From the Field Notes of Colonel Aubrey Fitch-Harrington, FRS Observations Upon the Fauna of Southern Africa — Volume III (In Preparation)

"The Nyala (Nyala angasii) presents the field researcher with a particular challenge: the male and female differ so markedly in appearance that early naturalists described them as separate species. The female is small, rufous-brown, white-striped, without horns. The male is larger, slate-dark, shaggy-maned, carrying spiral horns, with orange-yellow legs that appear to belong to a third animal entirely. The author arrived at a comparable conclusion before revising. He notes, in mitigation, that he is in reasonable company. The nyala favours dense riverine thickets near water, which limits visibility, which is, in retrospect, relevant."


The second entry in the Colonel's nyala notes began: Second species confirmed in thicket. Smaller than the large dark male. Rufous colouring, white stripes, no horns. Presence alongside larger individual suggests interspecies tolerance or shared resource.

He had been writing this kind of entry for four days.

On the fifth day he watched a large dark male perform what he had been cataloguing as aggressive display behaviour — the stiff-legged walk, the mane raising, the tail curling upward, the lateral presentation to whatever the display was directed at, which on this occasion was a younger male at the thicket's edge. The Colonel wrote carefully: Display behaviour: elevated mane, lateral stance, apparent size increase. Territorial. Probable threat to rival.

He watched the mane. He watched it with the specific attention of a man who has spent enough time watching animals to notice when something changes between one moment and the next. The mane did not simply raise. As it raised it spread — the long guard hairs extending outward from the dorsal crest, adding width and height simultaneously, the dark body beneath it suddenly presenting a profile considerably larger than it had been five seconds previously.
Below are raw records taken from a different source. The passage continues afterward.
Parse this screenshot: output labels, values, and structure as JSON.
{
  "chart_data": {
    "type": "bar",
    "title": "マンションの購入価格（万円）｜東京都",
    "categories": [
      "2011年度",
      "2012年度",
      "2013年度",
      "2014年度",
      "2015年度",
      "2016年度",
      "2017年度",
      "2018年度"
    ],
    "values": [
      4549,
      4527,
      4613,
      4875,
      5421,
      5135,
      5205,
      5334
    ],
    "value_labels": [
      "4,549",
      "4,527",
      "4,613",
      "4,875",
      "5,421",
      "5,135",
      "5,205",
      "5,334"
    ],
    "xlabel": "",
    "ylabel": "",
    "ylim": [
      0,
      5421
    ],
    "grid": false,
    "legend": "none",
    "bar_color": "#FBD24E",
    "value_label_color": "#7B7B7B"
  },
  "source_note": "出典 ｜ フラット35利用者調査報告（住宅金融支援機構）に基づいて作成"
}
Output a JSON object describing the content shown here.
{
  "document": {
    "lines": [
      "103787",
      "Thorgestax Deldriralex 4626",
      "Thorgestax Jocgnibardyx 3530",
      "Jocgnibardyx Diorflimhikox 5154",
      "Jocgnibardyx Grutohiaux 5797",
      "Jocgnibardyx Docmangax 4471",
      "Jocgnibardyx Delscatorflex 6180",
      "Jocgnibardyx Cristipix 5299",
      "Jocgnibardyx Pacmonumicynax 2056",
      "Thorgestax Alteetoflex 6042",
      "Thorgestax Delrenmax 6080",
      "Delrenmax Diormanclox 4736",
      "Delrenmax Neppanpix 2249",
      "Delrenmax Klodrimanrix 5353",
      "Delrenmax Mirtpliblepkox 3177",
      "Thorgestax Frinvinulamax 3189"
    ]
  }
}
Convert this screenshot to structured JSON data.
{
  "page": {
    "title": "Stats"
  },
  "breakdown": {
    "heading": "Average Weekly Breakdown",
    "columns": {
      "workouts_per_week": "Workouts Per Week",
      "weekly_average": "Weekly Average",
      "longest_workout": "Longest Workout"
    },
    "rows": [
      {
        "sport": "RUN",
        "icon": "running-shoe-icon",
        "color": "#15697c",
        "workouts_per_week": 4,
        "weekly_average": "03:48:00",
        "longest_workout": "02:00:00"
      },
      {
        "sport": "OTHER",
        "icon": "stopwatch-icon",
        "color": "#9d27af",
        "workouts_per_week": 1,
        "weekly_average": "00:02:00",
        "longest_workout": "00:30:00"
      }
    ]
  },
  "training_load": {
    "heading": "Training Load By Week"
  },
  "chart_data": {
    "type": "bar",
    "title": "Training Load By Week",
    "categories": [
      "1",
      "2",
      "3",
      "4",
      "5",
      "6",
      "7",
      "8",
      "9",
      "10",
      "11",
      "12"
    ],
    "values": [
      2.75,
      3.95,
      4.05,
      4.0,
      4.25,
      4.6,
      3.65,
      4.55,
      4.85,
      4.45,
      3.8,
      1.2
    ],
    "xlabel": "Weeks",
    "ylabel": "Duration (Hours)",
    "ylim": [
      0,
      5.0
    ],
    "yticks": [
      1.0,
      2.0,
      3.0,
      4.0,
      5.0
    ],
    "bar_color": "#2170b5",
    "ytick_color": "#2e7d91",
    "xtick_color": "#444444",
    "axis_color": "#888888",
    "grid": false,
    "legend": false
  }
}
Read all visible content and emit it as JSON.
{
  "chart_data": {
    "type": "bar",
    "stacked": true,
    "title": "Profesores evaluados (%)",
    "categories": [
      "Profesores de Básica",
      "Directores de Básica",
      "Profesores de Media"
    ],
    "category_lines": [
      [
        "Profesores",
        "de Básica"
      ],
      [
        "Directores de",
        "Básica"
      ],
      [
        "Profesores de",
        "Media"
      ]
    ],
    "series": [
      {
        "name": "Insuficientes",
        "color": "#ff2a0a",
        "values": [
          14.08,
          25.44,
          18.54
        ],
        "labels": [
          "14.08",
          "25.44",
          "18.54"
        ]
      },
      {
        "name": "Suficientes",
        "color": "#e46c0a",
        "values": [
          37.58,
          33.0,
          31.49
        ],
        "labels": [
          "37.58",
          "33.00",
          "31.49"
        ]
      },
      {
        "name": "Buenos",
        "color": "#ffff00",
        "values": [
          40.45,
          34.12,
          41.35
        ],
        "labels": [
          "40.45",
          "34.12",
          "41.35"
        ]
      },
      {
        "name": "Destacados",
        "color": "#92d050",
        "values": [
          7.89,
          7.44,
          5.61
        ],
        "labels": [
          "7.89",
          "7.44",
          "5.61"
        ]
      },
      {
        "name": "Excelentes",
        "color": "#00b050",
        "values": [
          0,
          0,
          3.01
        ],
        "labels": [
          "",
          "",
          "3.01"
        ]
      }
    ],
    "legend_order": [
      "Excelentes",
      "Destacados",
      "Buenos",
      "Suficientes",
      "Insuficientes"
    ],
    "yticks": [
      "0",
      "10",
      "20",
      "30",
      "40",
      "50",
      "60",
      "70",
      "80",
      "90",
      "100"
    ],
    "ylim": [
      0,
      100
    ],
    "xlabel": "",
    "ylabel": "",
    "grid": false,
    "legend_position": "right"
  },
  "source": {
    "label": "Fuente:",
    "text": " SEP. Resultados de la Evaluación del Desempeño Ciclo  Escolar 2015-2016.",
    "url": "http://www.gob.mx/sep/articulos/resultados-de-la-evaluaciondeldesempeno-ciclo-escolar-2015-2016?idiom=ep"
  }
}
He wrote: Mane elevation appears to increase apparent size. Optical effect — fur as engineering.

He looked at this. He had not written anything quite like it before. He looked at the male, who had achieved his apparent size increase and was now holding it, presenting the maximum available silhouette to the younger male, who was reassessing his morning accordingly.

Not threat display, the Colonel revised. Size illusion. The animal is manufacturing himself.

He looked at the male and then at the thicket where the smaller rufous female — his second species — had been feeding.

He looked at his notes.

He looked at the male.

He crossed out Second species confirmed in thicket on the first page of his nyala notes and replaced it with a word he had written twice already in this volume. He wrote: Incorrect.

He sat for some time.


The female had been in the dappled light under the large sycamore fig for the better part of an hour before the Colonel noticed her.

He had walked past the tree. He had been going to the waterhole — the standard morning circuit — and the tree was on his path, and he had passed it at eight-fifteen and noted nothing. At nine he had returned by the same route. He had passed it again. At half past nine Cetshwayo said something.

"She is there," Cetshwayo said. Not urgently. In the manner of a man completing information the Colonel appeared to lack.